<AWT Dev> 8209520: Build fails when native code coverage is enabled
igor.ignatyev at oracle.com
Fri Aug 31 18:24:31 UTC 2018
herein I will be talking only about 1st two warnings.
although your analyze is correct, it doesn't take into account the fact that the warnings report situations that can't happen in current codebase, and gcc doesn't report them in our "regular" builds b/c it can proof that
- in macroAssembler_x86.cpp both rounding_control() and precision_control() are >= 0 and <= 3, so switch statements do cover all possible cases
- in genCollectedHeap.cpp, removeSmallestScratch is called only from one place w/ prev_ptr being an address of local variable, therefore we will always visit while loop, so smallest_ptr and smallest will be inited.
so these warnings are false-possitive b/c they can never happen. one can argue that if we change the code, these issues might become real. that's true, but when it happens, gcc will report them as warnings for non-instrumented builds, as the compiler won't be able to proof that prev_ptr is always not null, or precision_control is from [0;3], etc. this is one of the reasons why these bugs won't be ever treated the same as other compiler errors. they are false-possitive from practical point of view and fixing them not always improve code quality, it some case we might end up w/ more clumsy code just to fix "potential" issues w/ zero probability to happen. if we want to use compiler warnings to improve quality, I'd suggest us to start w/ removing currently disabled warnings and/or start using clang static analyzer and clang tidy rather than fixing issues which will never happen.
disabling warnings in instrumented builds isn't the same as disabling all warnings in a single stroke, it's just disabling warnings in a build configuration we don't treat as important as other configurations.
as for the bug I posted, it was "fixed" by passing '--disable-warnings-as-errors' to jprt if native-coverage is enabled.
> On Aug 31, 2018, at 9:21 AM, Erik Joelsson <erik.joelsson at oracle.com> wrote:
> On 2018-08-31 01:20, Magnus Ihse Bursie wrote:
>> These are two different arguments for turning off warnings for code coverage:
>> 1) gcc is producing incorrect warnings
>> 2) the warnings might be correct, but we are going to treat such bugs as low priority
>> I understand and accept 1, but I do not accept 2 as a valid reason for turning off warnings. I tried to dig through history in the (Oracle-internal) bug Igor posted, but in the end I could find no changes was made to any compiler flags..?
>> I have googled around but found no discussions at all that indicate that gcov should emit invalid warnings.
>> As for argument 2: we're using code coverage as a way to increase code quality, after all. If we get additional warnings, that indicate ways to improve the code, then we should use this to improve the code, not hide it away. And there's no reason not to treat such bugs as severe as any other compile errors.

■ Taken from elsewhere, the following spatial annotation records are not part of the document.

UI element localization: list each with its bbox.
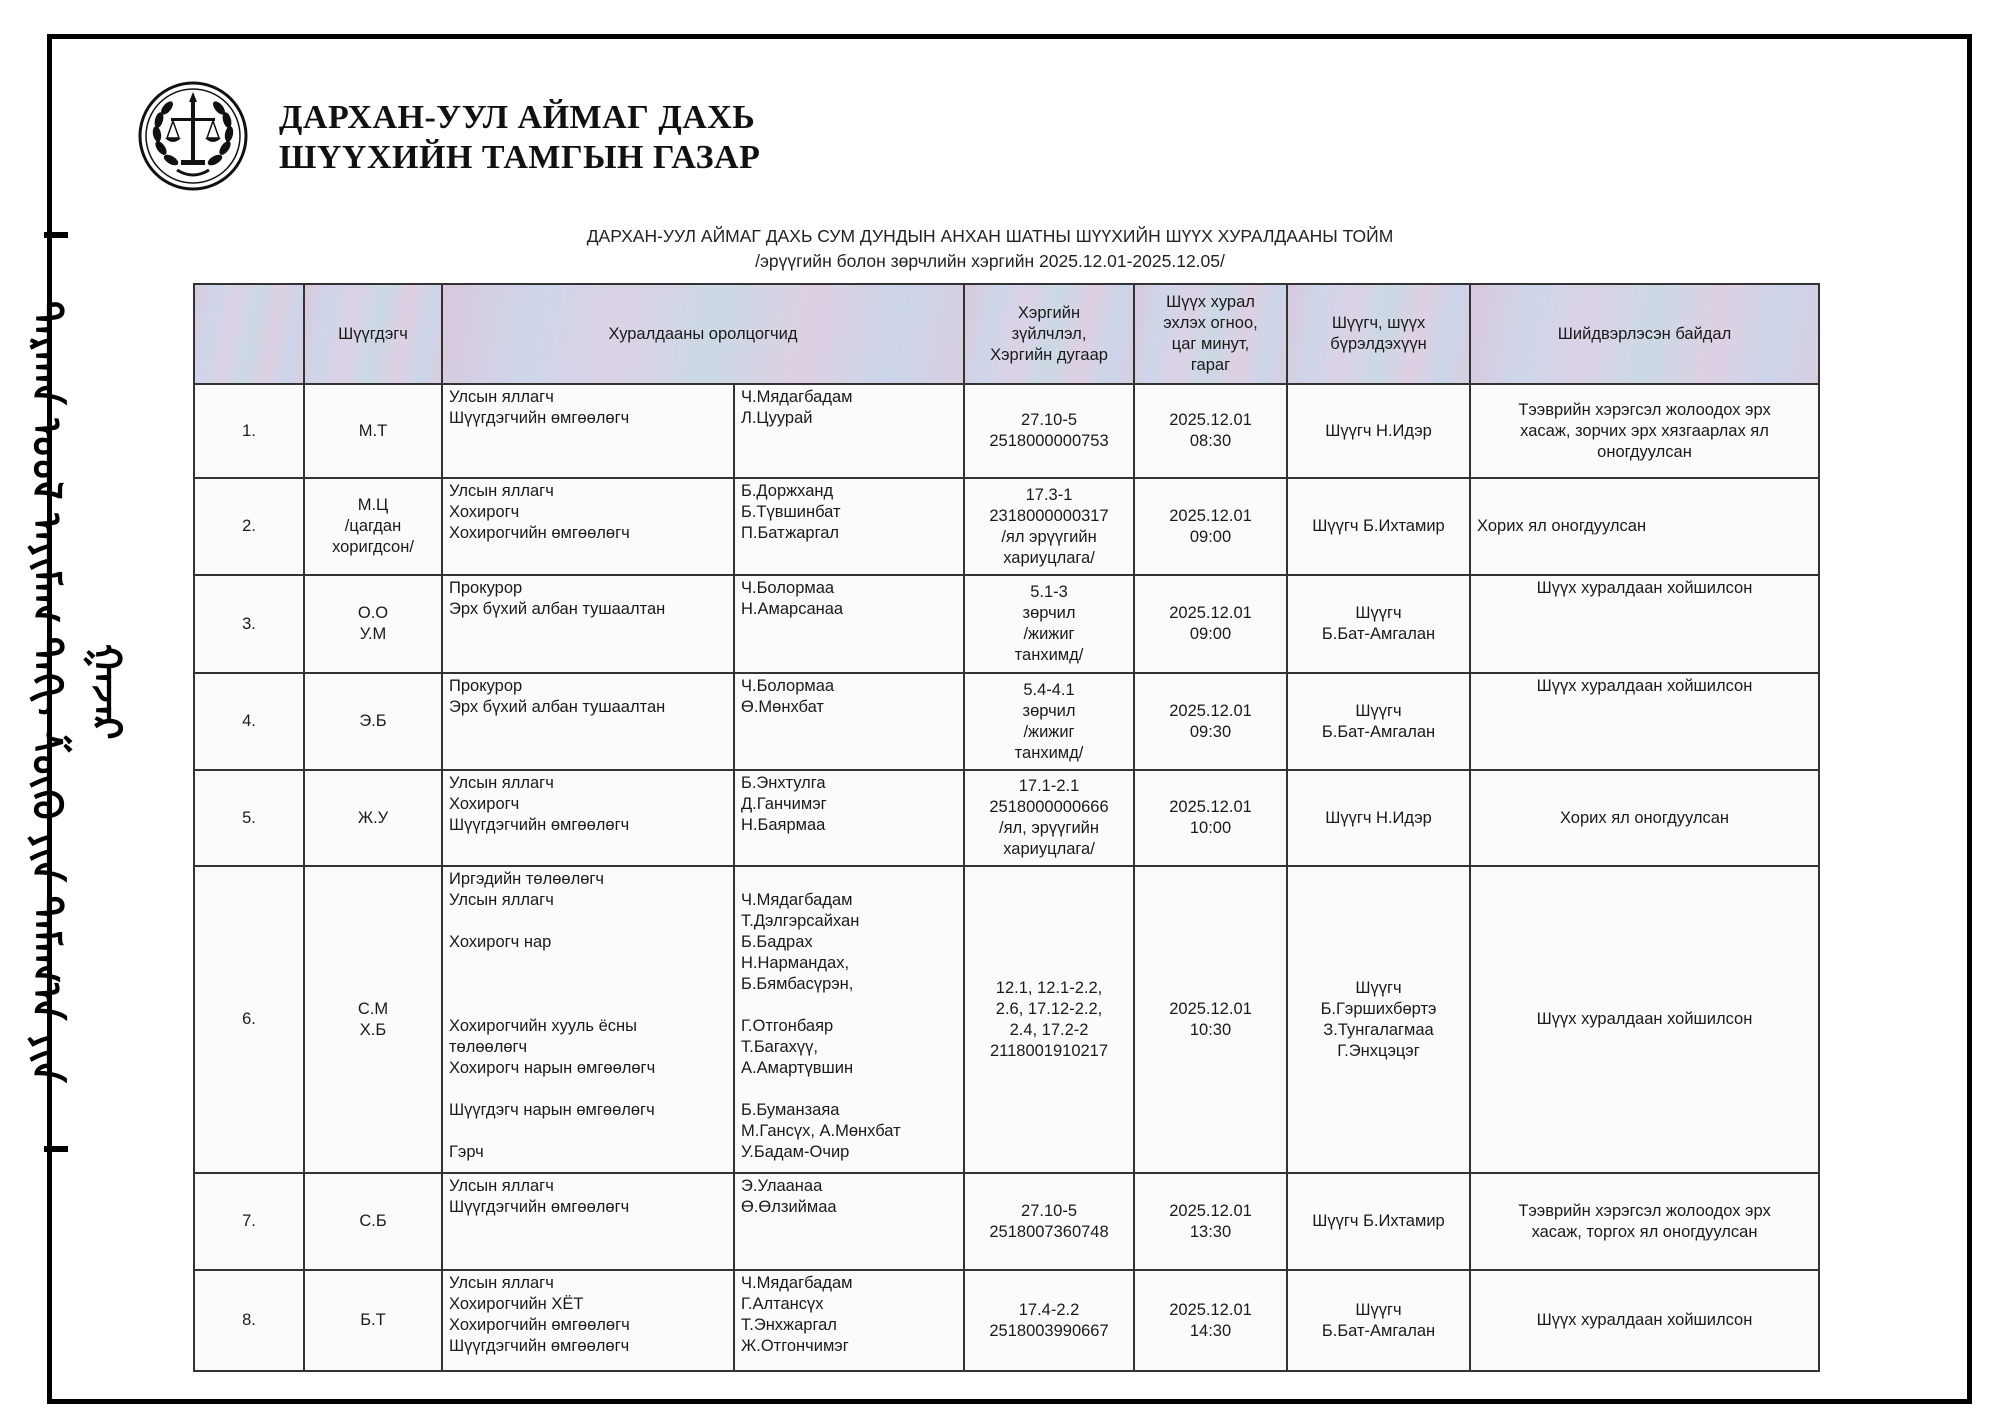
participant-roles: Улсын яллагч Хохирогчийн ХЁТ Хохирогчийн өмгөөлөгч Шүүгдэгчийн өмгөөлөгч [442, 1270, 734, 1371]
participant-names: Ч.Болормаа Н.Амарсанаа [734, 575, 964, 673]
datetime-cell: 2025.12.01 09:00 [1134, 575, 1287, 673]
defendant-cell: Б.Т [304, 1270, 442, 1371]
datetime-cell: 2025.12.01 14:30 [1134, 1270, 1287, 1371]
header-case: Хэргийн зүйлчлэл, Хэргийн дугаар [964, 284, 1134, 384]
participant-roles: Иргэдийн төлөөлөгч Улсын яллагч Хохирогч нар Хохирогчийн хууль ёсны төлөөлөгч Хохирогч нарын өмгөөлөгч Шүүгдэгч нарын өмгөөлөгч Гэрч [442, 866, 734, 1173]
row-number: 2. [194, 478, 304, 575]
row-number: 6. [194, 866, 304, 1173]
table-header-row [194, 284, 1819, 384]
header-number [194, 284, 304, 384]
case-cell: 27.10-5 2518007360748 [964, 1173, 1134, 1270]
table-row [194, 478, 1819, 575]
decision-cell: Хорих ял оногдуулсан [1470, 770, 1819, 866]
case-cell: 12.1, 12.1-2.2, 2.6, 17.12-2.2, 2.4, 17.2-2 2118001910217 [964, 866, 1134, 1173]
header-participants: Хуралдааны оролцогчид [442, 284, 964, 384]
datetime-cell: 2025.12.01 10:00 [1134, 770, 1287, 866]
script-rule-top [44, 232, 68, 238]
judge-cell: Шүүгч Б.Бат-Амгалан [1287, 1270, 1470, 1371]
table-row [194, 770, 1819, 866]
judge-cell: Шүүгч Б.Ихтамир [1287, 1173, 1470, 1270]
decision-cell: Шүүх хуралдаан хойшилсон [1470, 1270, 1819, 1371]
header-decision: Шийдвэрлэсэн байдал [1470, 284, 1819, 384]
court-emblem-icon [137, 80, 249, 192]
participant-names: Э.Улаанаа Ө.Өлзиймаа [734, 1173, 964, 1270]
row-number: 1. [194, 384, 304, 478]
datetime-cell: 2025.12.01 13:30 [1134, 1173, 1287, 1270]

> I agree and it seems I was assuming too much when I claimed 1.
>> Let's get more concrete: In this case, we have three warnings. To solve this, Leonid fixed:
>> * In macroAssembler_x86.cpp, he added ShouldNotReachHere(), which definitely improves code quality.
>> * In genCollectedHeap.cpp, he he initalized two local variables to NULL. After studying the code, I see that this is strictly not needed, and gcc is apparently losing some information here that could have been used to determine that the code is correct. However, my initial reaction when reading the code was that it was indeed broken, and it took me some time to prove that it was not. This is not good code readability. It's fragile, and some future code change might end up with a non-initialized local variable. So I think this is good, defensive programming, no matter what.
>> * In splashscreen_png.c, I'll honestly say that I don't know wether this fix is correct or not. But it does seem reasonable. The SplashDecodePng() function uses setjmp() *shudder* and for me, that's a big Here Be Dragons! sign. I also note that the success variable is read in the done: label, just below access to row_pointers and image_data -- which are both, already, declared volatile. So I'm guessing that declaring success volatile is in fact the correct thing to do. (I challenge anyone with a greater understanding of setjmp to prove me wrong...)
>> So I say we should be happy we got those warnings, and fix the code.
>> I don't see this as an argument that gcc emits invalid warnings. If that happens in the future, then we can discuss eliminating those warning. But if we do, we should eliminate them selectively, only the incorrect warnings and only on the files/libraries where they occur erroneously. Not disable all warnings in a single stroke.
> Thank you for the detailed analysis. With this I definitely agree that it's better to fix the code.